Paper Trail

Vice Union has secured a new contract with the Writers Guild of America, East; Sarah Resnick on Alexandra Kleeman’s new novel


Alexandra Kleeman. Photo: Fred Tangerman

The Vice Media Union and the Writers Guild of America, East have agreed on a new contract, consilidating four previous contacts with the guild under one deal. The new agreement guarantees a minimum salary of $63,000 by 2024 and minimum annual raises of 3 percent. As the Hollywood Reporter writes, the contract also “offers a ‘retention bonus’ of $1,000 . . . eradicates NDAs regarding sexual harassment complaints; institutes anti-harassment and cybersecurity measures for employees . . . and offers certain employees flagged by the company’s security team safe housing or other security protections.”

For the New York Times, Michael Patrick Hearn writes about his former professor Alex Haley, author of The Autobiography of Malcolm X and Roots, on the centenary of his birth. Before writing these books, Haley conducted interviews for Playboy, conducting the inaugural interview with Miles Davis, whose representative initially turned down Haley’s request for access. Haley joined the boxing gym Davis went to, where “one day Davis challenged him to spar and he accepted. From then on Davis was willing to discuss anything except his drug use.”

In 4Columns, Harmony Holiday remembers the influential writer and musician Greg Tate, who died last week. Holiday writes, “Tate had an anti-entitlement, anti-elitist spirit and leaned into the real world . . . attending the clubs and parties where the music was played rather than engaging as a remote voyeur.”

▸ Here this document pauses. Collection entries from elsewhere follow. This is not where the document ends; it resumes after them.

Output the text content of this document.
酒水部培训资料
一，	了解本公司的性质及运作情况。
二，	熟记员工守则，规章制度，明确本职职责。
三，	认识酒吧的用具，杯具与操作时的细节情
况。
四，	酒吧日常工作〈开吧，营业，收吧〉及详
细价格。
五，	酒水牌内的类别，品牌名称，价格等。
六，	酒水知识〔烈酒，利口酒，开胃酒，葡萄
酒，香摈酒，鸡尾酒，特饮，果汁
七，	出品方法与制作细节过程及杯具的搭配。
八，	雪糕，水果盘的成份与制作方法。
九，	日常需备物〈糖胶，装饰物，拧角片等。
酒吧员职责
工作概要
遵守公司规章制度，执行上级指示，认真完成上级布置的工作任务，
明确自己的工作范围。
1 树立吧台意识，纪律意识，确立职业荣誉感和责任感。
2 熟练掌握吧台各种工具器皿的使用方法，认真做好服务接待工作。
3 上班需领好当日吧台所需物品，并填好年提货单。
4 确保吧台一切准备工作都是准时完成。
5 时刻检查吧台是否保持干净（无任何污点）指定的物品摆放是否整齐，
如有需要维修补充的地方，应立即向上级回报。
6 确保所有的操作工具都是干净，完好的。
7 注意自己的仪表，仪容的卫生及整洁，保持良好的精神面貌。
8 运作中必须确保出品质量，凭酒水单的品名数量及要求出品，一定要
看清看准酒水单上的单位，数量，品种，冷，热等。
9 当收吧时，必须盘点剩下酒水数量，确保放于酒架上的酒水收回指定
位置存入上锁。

In the new episode of Jewish CurrentsOn the Nose podcast, staff discuss the Democratic Socialists of America’s decision not to expel Congressman Jamal Bowman following his “yes” vote to fund Israel’s Iron Dome program. “Beyond the specific issue of how DSA should respond to Bowman’s divergence from the group’s line on Israel/Palestine, the controversy highlighted broader ideological and strategic questions: What’s the relationship between electoralism and the struggle for Palestinian rights?”

At the London Review of Books, Sarah Resnick reviews Alexandra Kleeman’s Something New Under the Sun. Kleeman’s narrator, Patrick, finds himself believing a conspiracy is underfoot in drought-addled Hollywood. “The novel makes it easy for the reader to become like Patrick,” Resnick writes, “a little paranoid, chasing the narrative like a detective, pinning clues to a Crazy Wall and mapping out connections with pieces of string.”